Geology Department Colloquium, Nov. 15th
Speaker: Glenn Kroeger ’77, Trinity University
Title: “Great Earthquakes and Great datasets”
Please join us: Thursday, November 15th @ 11AM in Edmunds 130
Abstract: Great and mega-earthquakes have been arguably more prevalent in the last decade than in the preceding few decades. This coincides in time with the near real-time availability of high quality and densely sampled seismic data from arrays such as the USArray Transportable Array Observatory are shedding new light on the spatial and temporal characteristics of earthquake rupture processes. The ability of the seismological community to rapidly and accurately characterize such events has consequently improved over the same period of time, and geoscientists are now regularly served with detailed source characteristics of a recent earthquake within several hours of the event occurring.

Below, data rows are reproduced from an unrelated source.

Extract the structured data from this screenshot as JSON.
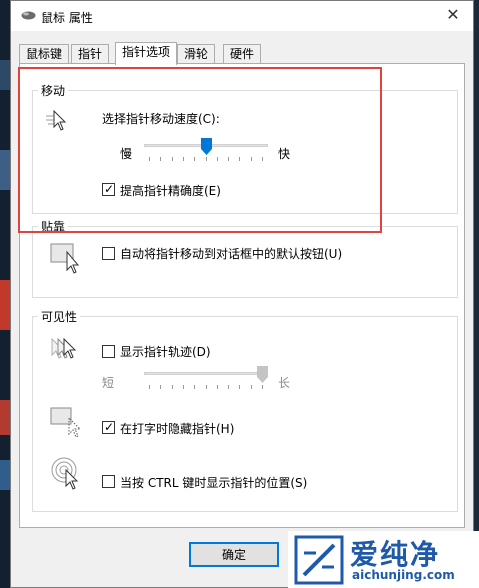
{
  "window": {
    "title": "鼠标 属性",
    "close_glyph": "✕"
  },
  "tabs": [
    {
      "label": "鼠标键"
    },
    {
      "label": "指针"
    },
    {
      "label": "指针选项",
      "active": true
    },
    {
      "label": "滑轮"
    },
    {
      "label": "硬件"
    }
  ],
  "motion": {
    "group_label": "移动",
    "speed_label": "选择指针移动速度(C):",
    "slow_label": "慢",
    "fast_label": "快",
    "speed_value_fraction": 0.5,
    "precision_label": "提高指针精确度(E)",
    "precision_checked": true
  },
  "snap": {
    "group_label": "贴靠",
    "snap_label": "自动将指针移动到对话框中的默认按钮(U)",
    "snap_checked": false
  },
  "visibility": {
    "group_label": "可见性",
    "trails_label": "显示指针轨迹(D)",
    "trails_checked": false,
    "short_label": "短",
    "long_label": "长",
    "trail_value_fraction": 1.0,
    "hide_typing_label": "在打字时隐藏指针(H)",
    "hide_typing_checked": true,
    "ctrl_label": "当按 CTRL 键时显示指针的位置(S)",
    "ctrl_checked": false
  },
  "buttons": {
    "ok_label": "确定"
  },
  "watermark": {
    "brand": "爱纯净",
    "url": "aichunjing.com"
  },
  "colors": {
    "accent": "#0078d7",
    "highlight": "#e0443c",
    "brand": "#1e5aa8"
  },
  "checkmark_glyph": "✓"
}
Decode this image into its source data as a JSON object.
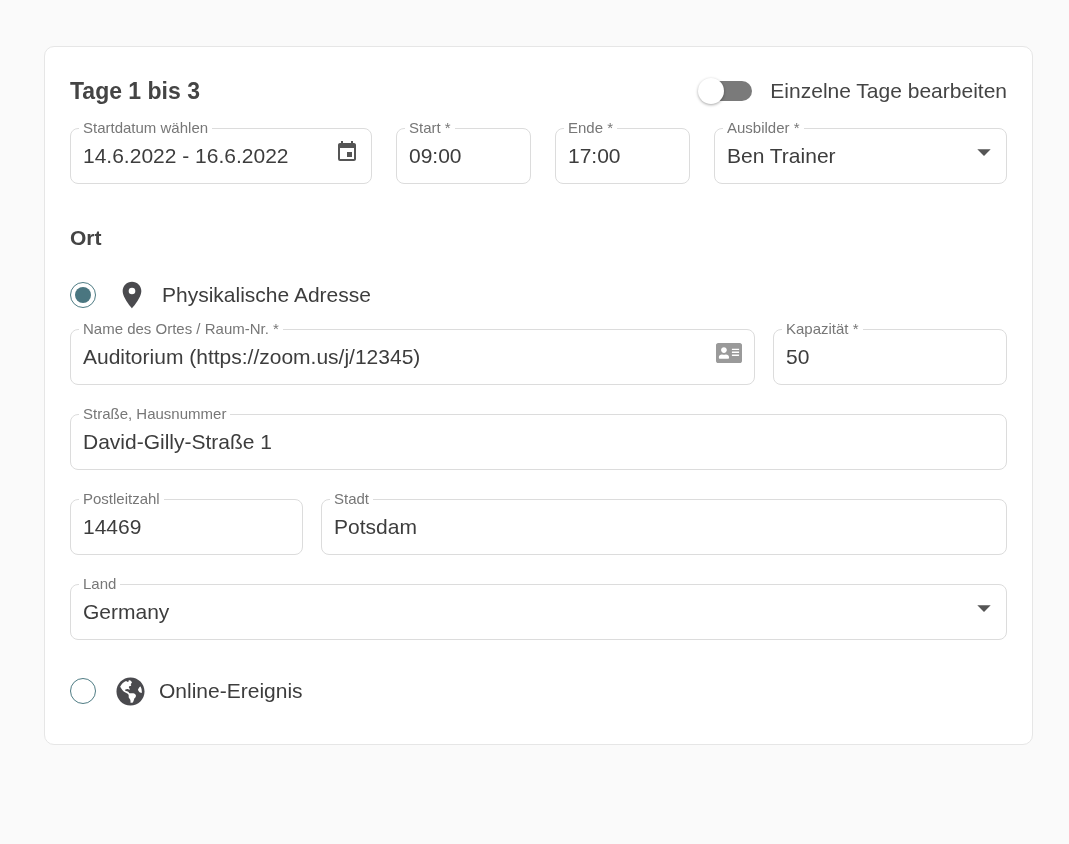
{
  "header": {
    "title": "Tage 1 bis 3",
    "toggle": {
      "label": "Einzelne Tage bearbeiten",
      "on": false
    }
  },
  "schedule_fields": [
    {
      "kind": "date",
      "label": "Startdatum wählen",
      "value": "14.6.2022 - 16.6.2022"
    },
    {
      "kind": "text",
      "label": "Start *",
      "value": "09:00"
    },
    {
      "kind": "text",
      "label": "Ende *",
      "value": "17:00"
    },
    {
      "kind": "select",
      "label": "Ausbilder *",
      "value": "Ben Trainer"
    }
  ],
  "location": {
    "title": "Ort",
    "options": [
      {
        "kind": "physical",
        "label": "Physikalische Adresse",
        "selected": true,
        "field_rows": [
          [
            {
              "kind": "card",
              "label": "Name des Ortes / Raum-Nr. *",
              "value": "Auditorium (https://zoom.us/j/12345)"
            },
            {
              "kind": "text",
              "label": "Kapazität *",
              "value": "50"
            }
          ],
          [
            {
              "kind": "text",
              "label": "Straße, Hausnummer",
              "value": "David-Gilly-Straße 1"
            }
          ],
          [
            {
              "kind": "text",
              "label": "Postleitzahl",
              "value": "14469"
            },
            {
              "kind": "text",
              "label": "Stadt",
              "value": "Potsdam"
            }
          ],
          [
            {
              "kind": "select",
              "label": "Land",
              "value": "Germany"
            }
          ]
        ]
      },
      {
        "kind": "online",
        "label": "Online-Ereignis",
        "selected": false
      }
    ]
  }
}
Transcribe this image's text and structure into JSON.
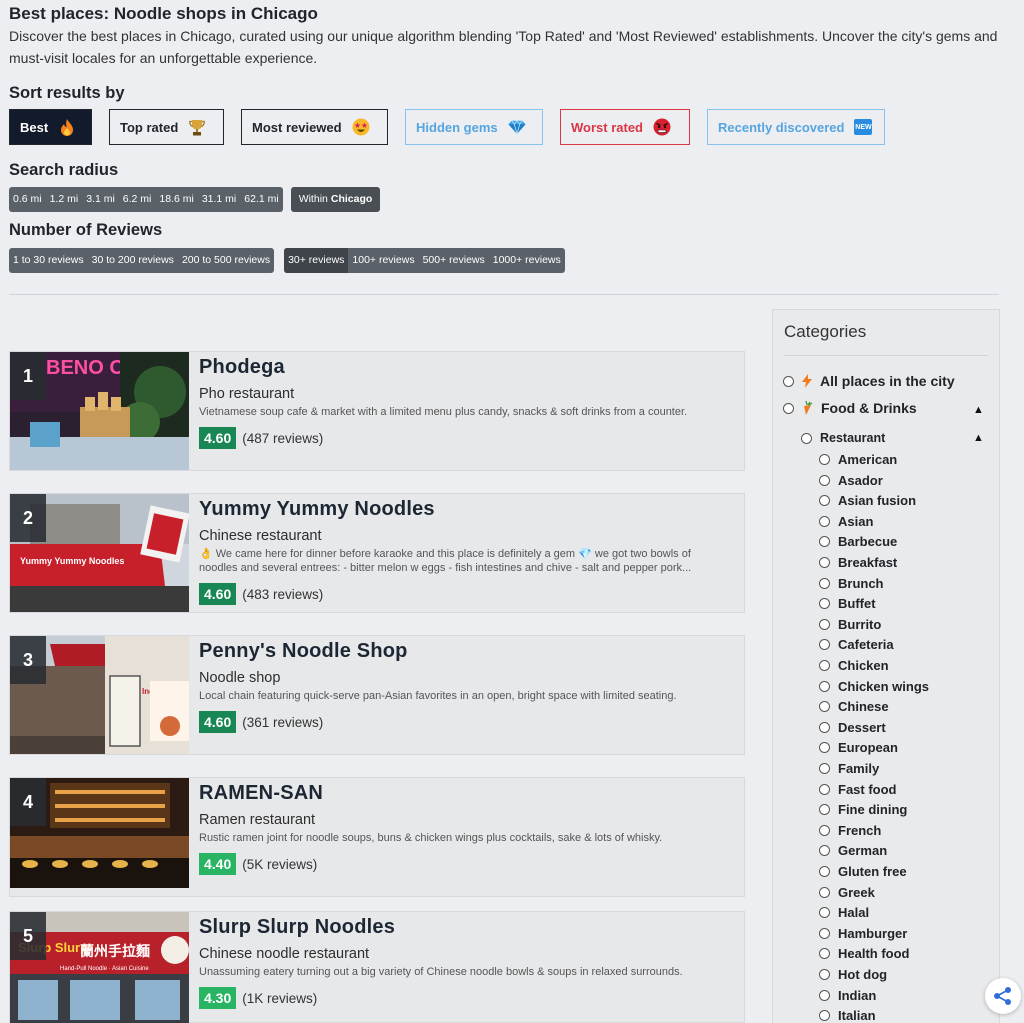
{
  "header": {
    "title": "Best places: Noodle shops in Chicago",
    "description": "Discover the best places in Chicago, curated using our unique algorithm blending 'Top Rated' and 'Most Reviewed' establishments. Uncover the city's gems and must-visit locales for an unforgettable experience."
  },
  "sort": {
    "heading": "Sort results by",
    "buttons": [
      {
        "label": "Best",
        "icon": "flame-icon"
      },
      {
        "label": "Top rated",
        "icon": "trophy-icon"
      },
      {
        "label": "Most reviewed",
        "icon": "star-struck-icon"
      },
      {
        "label": "Hidden gems",
        "icon": "gem-icon"
      },
      {
        "label": "Worst rated",
        "icon": "angry-face-icon"
      },
      {
        "label": "Recently discovered",
        "icon": "new-icon",
        "icon_text": "NEW"
      }
    ]
  },
  "radius": {
    "heading": "Search radius",
    "options": [
      "0.6 mi",
      "1.2 mi",
      "3.1 mi",
      "6.2 mi",
      "18.6 mi",
      "31.1 mi",
      "62.1 mi"
    ],
    "within_prefix": "Within",
    "within_city": "Chicago"
  },
  "reviews_filter": {
    "heading": "Number of Reviews",
    "group1": [
      "1 to 30 reviews",
      "30 to 200 reviews",
      "200 to 500 reviews"
    ],
    "group2": [
      "30+ reviews",
      "100+ reviews",
      "500+ reviews",
      "1000+ reviews"
    ]
  },
  "results": [
    {
      "rank": "1",
      "name": "Phodega",
      "type": "Pho restaurant",
      "about": "Vietnamese soup cafe & market with a limited menu plus candy, snacks & soft drinks from a counter.",
      "rating": "4.60",
      "reviews": "(487 reviews)"
    },
    {
      "rank": "2",
      "name": "Yummy Yummy Noodles",
      "type": "Chinese restaurant",
      "about": "👌 We came here for dinner before karaoke and this place is definitely a gem 💎 we got two bowls of noodles and several entrees: - bitter melon w eggs - fish intestines and chive - salt and pepper pork...",
      "rating": "4.60",
      "reviews": "(483 reviews)"
    },
    {
      "rank": "3",
      "name": "Penny's Noodle Shop",
      "type": "Noodle shop",
      "about": "Local chain featuring quick-serve pan-Asian favorites in an open, bright space with limited seating.",
      "rating": "4.60",
      "reviews": "(361 reviews)"
    },
    {
      "rank": "4",
      "name": "RAMEN-SAN",
      "type": "Ramen restaurant",
      "about": "Rustic ramen joint for noodle soups, buns & chicken wings plus cocktails, sake & lots of whisky.",
      "rating": "4.40",
      "reviews": "(5K reviews)"
    },
    {
      "rank": "5",
      "name": "Slurp Slurp Noodles",
      "type": "Chinese noodle restaurant",
      "about": "Unassuming eatery turning out a big variety of Chinese noodle bowls & soups in relaxed surrounds.",
      "rating": "4.30",
      "reviews": "(1K reviews)"
    }
  ],
  "image_text": {
    "phodega_sign": "BENO OODS",
    "yummy_awning": "Yummy Yummy Noodles",
    "penny_window": "Ine in, er online ick up.",
    "slurp_sign": "Slurp Slurp",
    "slurp_chinese": "蘭州手拉麵",
    "slurp_sub": "Hand-Pull Noodle · Asian Cuisine"
  },
  "categories": {
    "heading": "Categories",
    "all_places": "All places in the city",
    "food_drinks": "Food & Drinks",
    "restaurant": "Restaurant",
    "items": [
      "American",
      "Asador",
      "Asian fusion",
      "Asian",
      "Barbecue",
      "Breakfast",
      "Brunch",
      "Buffet",
      "Burrito",
      "Cafeteria",
      "Chicken",
      "Chicken wings",
      "Chinese",
      "Dessert",
      "European",
      "Family",
      "Fast food",
      "Fine dining",
      "French",
      "German",
      "Gluten free",
      "Greek",
      "Halal",
      "Hamburger",
      "Health food",
      "Hot dog",
      "Indian",
      "Italian"
    ]
  },
  "colors": {
    "best_bg": "#121b2b",
    "rating_green": "#198754",
    "rating_light_green": "#28b463",
    "worst_red": "#dc3545",
    "gems_blue": "#56a5e0"
  }
}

Magnitude is a commonly known but limited way of characterizing the size of an earthquake. Seismic moment and fault rupture models are physical quantities that better characterize the tectonic significance and societal hazards of earthquakes. I will review these and other characterizations of earthquake source processes and discuss some of the fascinating results from the Mw9.0 Tōhoku Japan earthquake on 11 March 2011 and the remarkable Mw8.6 and Mw8.2 Northern Sumatran earthquake pair of 11 April 2012.
How can you avail yourself of these results? Raw seismic data as well as an ever-expanding portfolio of end user data products are made available by the IRIS Consortium Data Management System. I will demonstrate some of the tools available to access this data and some of the exciting data products that are now available to the geoscientific community.